Optimised design of digital teaching resources for Civic and Political Education in colleges and universities under the integration of big data technology
Online veröffentlicht: 29. Nov. 2024
Eingereicht: 23. Juli 2024
Akzeptiert: 28. Okt. 2024
DOI: https://doi.org/10.2478/amns-2024-3636
Schlüsselwörter
© 2024 Shufang Xie, published by Sciendo
This work is licensed under the Creative Commons Attribution 4.0 International License.
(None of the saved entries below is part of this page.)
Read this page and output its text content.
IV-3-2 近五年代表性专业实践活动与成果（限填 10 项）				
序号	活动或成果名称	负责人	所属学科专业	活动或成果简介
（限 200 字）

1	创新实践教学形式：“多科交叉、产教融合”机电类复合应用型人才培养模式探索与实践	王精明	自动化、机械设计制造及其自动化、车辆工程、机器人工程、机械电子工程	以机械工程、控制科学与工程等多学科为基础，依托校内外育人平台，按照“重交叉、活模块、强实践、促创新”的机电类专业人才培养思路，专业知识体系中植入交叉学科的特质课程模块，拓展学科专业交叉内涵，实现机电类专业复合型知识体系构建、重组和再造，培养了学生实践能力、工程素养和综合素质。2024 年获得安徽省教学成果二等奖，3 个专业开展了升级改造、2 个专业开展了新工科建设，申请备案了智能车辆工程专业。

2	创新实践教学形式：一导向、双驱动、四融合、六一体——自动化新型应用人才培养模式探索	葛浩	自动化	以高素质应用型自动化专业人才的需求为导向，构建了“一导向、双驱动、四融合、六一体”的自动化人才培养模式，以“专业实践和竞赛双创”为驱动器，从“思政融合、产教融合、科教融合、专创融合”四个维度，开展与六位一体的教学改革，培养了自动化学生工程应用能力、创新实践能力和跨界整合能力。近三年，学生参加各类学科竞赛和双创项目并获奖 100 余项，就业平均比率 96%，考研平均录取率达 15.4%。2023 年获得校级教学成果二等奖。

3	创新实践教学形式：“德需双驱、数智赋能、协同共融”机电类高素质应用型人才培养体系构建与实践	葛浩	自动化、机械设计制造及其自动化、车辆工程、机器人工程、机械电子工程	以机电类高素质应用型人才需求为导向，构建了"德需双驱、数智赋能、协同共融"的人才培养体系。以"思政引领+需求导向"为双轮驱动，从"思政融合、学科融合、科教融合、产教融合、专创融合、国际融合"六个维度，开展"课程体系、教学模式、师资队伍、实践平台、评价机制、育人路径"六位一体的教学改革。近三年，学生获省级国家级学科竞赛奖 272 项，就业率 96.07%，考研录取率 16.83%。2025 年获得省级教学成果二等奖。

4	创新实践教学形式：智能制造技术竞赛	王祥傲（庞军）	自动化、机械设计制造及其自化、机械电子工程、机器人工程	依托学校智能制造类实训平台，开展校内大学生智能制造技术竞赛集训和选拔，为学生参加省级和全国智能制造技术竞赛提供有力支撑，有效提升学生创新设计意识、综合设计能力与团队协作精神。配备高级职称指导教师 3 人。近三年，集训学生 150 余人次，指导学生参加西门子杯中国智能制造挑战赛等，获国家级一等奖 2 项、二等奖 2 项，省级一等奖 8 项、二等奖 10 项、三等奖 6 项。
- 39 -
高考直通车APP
It is impossible to separate the design and development of teaching resources from the teaching of ideological education in colleges and universities. However, the current digital teaching resources for ideological education exist in large quantities and vary in quality in many colleges and universities. In order to tackle these issues, the study employs big data technology for optimization. Specifically, it proposes an Apriori improvement algorithm, which is based on MapReduce parallelism, and an enhanced hybrid K-Means clustering algorithm, which is based on an intelligent single-particle algorithm. The optimized algorithms are then applied to the optimal design of digital teaching resources for civic and political education in a university. When the order of Civics courses is well switched, students have an 81.2% probability of getting “good” grades. The K-Means clustering algorithm divides 31 types of digital teaching resources for civics education in colleges and universities into 3 categories to enhance the quality of teaching.